A Physical Therapist approach to treating achilles tendinopathy

If you’ve noticed pain, stiffness, or tightness in the back of your heel—especially after running or when you take your first steps in the morning—you may be experiencing Achilles tendinopathy (often called Achilles tendonitis). This common overuse injury affects runners, athletes, and active adults alike.

The good news? With the right approach, most people can recover fully without surgery. Here’s what current research says about the best way to treat Achilles tendinopathy.

What Is Achilles Tendinopathy?

The Achilles tendon connects your calf muscles to your heel bone. Over time, repetitive stress or sudden increases in activity can cause it to become irritated or weakened.

Unlike simple inflammation, Achilles tendinopathy involves changes in the tendon’s structure—so rest alone isn’t enough.
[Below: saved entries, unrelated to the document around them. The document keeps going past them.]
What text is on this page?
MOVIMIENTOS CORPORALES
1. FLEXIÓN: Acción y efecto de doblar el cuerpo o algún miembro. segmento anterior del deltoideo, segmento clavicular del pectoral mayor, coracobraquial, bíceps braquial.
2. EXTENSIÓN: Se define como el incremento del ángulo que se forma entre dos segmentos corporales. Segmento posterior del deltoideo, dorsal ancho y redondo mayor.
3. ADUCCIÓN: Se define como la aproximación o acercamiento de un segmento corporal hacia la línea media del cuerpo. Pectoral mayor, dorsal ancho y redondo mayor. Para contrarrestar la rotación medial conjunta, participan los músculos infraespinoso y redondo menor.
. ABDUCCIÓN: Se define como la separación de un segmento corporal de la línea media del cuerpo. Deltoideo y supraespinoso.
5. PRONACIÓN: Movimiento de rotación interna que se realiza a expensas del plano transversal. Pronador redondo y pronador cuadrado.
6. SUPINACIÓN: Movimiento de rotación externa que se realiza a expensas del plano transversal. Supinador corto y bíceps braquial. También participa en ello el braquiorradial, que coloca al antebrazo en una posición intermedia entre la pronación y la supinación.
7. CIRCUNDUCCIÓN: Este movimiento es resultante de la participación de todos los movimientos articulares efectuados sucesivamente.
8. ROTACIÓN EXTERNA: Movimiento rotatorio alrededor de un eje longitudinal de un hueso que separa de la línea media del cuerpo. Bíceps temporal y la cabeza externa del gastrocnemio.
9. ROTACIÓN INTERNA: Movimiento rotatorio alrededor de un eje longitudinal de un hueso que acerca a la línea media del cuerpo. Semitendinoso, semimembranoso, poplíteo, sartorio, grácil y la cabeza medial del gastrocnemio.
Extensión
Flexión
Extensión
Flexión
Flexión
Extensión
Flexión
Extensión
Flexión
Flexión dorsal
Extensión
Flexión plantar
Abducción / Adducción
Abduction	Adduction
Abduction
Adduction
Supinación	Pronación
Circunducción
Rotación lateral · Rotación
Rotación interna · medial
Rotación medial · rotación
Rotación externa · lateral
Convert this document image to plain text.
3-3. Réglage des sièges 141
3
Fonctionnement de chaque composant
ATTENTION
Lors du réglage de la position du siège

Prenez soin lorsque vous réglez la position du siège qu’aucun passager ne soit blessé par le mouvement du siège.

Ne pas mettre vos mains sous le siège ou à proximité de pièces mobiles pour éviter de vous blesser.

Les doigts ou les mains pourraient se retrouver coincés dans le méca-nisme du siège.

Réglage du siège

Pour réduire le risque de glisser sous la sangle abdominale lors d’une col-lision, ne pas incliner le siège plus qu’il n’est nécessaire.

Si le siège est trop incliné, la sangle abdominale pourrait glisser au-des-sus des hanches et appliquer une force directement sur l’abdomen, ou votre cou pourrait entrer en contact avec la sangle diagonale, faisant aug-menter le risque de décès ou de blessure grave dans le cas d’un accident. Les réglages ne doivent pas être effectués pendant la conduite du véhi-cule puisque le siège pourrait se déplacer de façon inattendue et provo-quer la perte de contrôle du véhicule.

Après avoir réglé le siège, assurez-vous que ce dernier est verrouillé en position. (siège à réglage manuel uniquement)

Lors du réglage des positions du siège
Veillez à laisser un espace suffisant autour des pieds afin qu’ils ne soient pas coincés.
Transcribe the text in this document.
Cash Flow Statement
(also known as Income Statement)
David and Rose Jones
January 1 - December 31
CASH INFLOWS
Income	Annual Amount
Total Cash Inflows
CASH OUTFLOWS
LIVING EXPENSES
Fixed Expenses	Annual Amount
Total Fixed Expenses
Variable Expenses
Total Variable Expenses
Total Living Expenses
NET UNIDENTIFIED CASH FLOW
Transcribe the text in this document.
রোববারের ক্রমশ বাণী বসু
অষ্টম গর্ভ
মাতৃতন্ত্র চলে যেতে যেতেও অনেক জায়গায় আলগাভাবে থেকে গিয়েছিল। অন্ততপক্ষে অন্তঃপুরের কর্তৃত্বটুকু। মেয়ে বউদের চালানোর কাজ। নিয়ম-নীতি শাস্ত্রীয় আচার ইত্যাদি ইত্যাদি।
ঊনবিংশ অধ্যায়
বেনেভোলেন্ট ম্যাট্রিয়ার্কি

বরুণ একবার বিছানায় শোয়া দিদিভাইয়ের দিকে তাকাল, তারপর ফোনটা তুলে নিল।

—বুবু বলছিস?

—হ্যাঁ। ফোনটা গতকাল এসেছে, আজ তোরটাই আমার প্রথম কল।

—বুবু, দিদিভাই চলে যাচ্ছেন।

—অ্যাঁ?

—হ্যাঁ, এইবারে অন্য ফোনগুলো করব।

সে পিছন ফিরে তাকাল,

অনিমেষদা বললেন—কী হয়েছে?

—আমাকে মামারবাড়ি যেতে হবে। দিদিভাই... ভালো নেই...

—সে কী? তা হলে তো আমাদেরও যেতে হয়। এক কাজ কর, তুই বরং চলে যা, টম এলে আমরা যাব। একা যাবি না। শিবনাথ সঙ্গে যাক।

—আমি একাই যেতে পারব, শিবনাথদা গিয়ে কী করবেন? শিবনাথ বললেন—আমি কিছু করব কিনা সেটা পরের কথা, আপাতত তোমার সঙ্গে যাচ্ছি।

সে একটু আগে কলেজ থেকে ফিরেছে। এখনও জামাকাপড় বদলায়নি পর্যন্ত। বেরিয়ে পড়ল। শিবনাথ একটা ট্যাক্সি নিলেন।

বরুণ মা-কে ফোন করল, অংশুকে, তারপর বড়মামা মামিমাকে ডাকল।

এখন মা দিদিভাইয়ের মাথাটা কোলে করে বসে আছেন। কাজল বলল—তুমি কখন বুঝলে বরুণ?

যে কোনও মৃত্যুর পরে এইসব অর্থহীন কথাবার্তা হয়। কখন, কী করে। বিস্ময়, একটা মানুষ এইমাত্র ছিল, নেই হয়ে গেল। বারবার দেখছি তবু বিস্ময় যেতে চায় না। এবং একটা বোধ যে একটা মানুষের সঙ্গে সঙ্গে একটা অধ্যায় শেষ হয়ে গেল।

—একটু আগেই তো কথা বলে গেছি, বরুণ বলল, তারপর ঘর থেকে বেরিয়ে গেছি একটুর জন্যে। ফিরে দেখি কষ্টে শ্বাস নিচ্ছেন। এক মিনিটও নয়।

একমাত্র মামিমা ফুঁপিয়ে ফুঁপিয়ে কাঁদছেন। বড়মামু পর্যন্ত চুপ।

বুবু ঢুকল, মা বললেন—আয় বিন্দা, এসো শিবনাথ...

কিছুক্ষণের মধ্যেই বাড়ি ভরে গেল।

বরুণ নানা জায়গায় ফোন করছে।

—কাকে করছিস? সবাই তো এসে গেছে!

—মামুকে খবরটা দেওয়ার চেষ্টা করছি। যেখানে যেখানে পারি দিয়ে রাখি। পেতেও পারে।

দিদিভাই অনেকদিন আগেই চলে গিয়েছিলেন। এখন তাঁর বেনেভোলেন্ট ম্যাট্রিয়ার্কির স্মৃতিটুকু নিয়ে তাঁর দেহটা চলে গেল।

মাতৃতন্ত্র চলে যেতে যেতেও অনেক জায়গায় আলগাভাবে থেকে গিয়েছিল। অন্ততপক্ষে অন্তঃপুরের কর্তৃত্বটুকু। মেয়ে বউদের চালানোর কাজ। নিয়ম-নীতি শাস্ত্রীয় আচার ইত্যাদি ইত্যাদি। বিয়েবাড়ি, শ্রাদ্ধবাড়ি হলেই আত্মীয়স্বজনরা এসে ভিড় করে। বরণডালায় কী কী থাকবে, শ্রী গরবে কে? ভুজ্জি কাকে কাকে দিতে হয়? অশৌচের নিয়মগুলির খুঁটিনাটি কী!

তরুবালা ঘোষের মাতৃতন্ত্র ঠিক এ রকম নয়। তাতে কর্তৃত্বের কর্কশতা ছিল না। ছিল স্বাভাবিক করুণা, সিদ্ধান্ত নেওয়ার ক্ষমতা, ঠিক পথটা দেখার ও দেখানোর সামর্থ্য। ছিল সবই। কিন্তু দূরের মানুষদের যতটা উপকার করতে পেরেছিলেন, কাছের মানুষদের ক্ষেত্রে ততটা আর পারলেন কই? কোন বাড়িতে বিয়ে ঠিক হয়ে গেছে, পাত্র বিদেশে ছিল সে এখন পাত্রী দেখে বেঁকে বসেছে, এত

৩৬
The key is to help the tendon rebuild its strength through progressive, controlled loading.

1. Manage Load—Don’t Just Rest

It’s tempting to stop activity completely when your heel hurts, but complete rest can actually slow recovery. Instead, the goal is to reduce aggravating activities while keeping the tendon active.

  • Temporarily scale back running mileage or hill workouts.

  • Substitute with low-impact exercises like cycling, swimming, or walking.

  • Use a small heel lift or supportive shoe if pain persists with daily movement.

This keeps your tissues strong and prevents deconditioning while the tendon heals.

2. Follow a Progressive Strength Program

The most effective treatment for Achilles tendinopathy is a structured strengthening program. Research consistently shows that progressive loading exercises—like slow, heavy calf raises—help the tendon adapt and become stronger over time.

A physical therapist can guide you through the right progression, but the basics include:

  • Calf raises (straight and bent knee) to target both calf muscles.

  • Slow, controlled lowering (eccentric work) to load the tendon safely.

  • Gradual increases in weight or resistance as tolerated.

Tip: For insertional Achilles tendinopathy (where the pain is at the heel bone), avoid dropping your heel below a flat surface to reduce irritation.

3. Consider Helpful Adjunct Therapies

While exercise is the foundation, some patients benefit from additional treatments such as:

  • Manual therapy and soft-tissue techniques: To improve mobility and reduce surrounding tension.

  • Heel lifts or taping: For temporary symptom relief during daily activity.

NOTE: These adjuncts should support, not replace, a consistent strengthening program.

4. Be Patient and Consistent

Tendons adapt slowly—it can take 8 to 12 weeks (or more) to notice significant improvement. Consistency and progressive loading are key. Avoid rushing back into high-impact training before the tendon is ready.

5. Safely Return to Running or Sports

Once pain decreases and strength improves, begin a gradual return-to-running program:

  • Start with short walk/jog intervals.

  • Add rest days between runs.

  • Slowly reintroduce hills and speed work as symptoms allow.

A physical therapist can design a personalized plan to guide you through this process safely.

When to See a Physical Therapist

If your Achilles pain hasn’t improved after several weeks, or if it limits your ability to walk, run, or train, it’s time to see a sports physical therapist. They can perform a detailed assessment, tailor your exercise plan, and address biomechanical factors—like gait, strength, or footwear—that may be contributing to your symptoms.

Key Takeaway

The best way to treat Achilles tendinopathy is not rest—it’s progressive strength training, smart load management, and patience. With the right guidance, your tendon can heal and become stronger than before.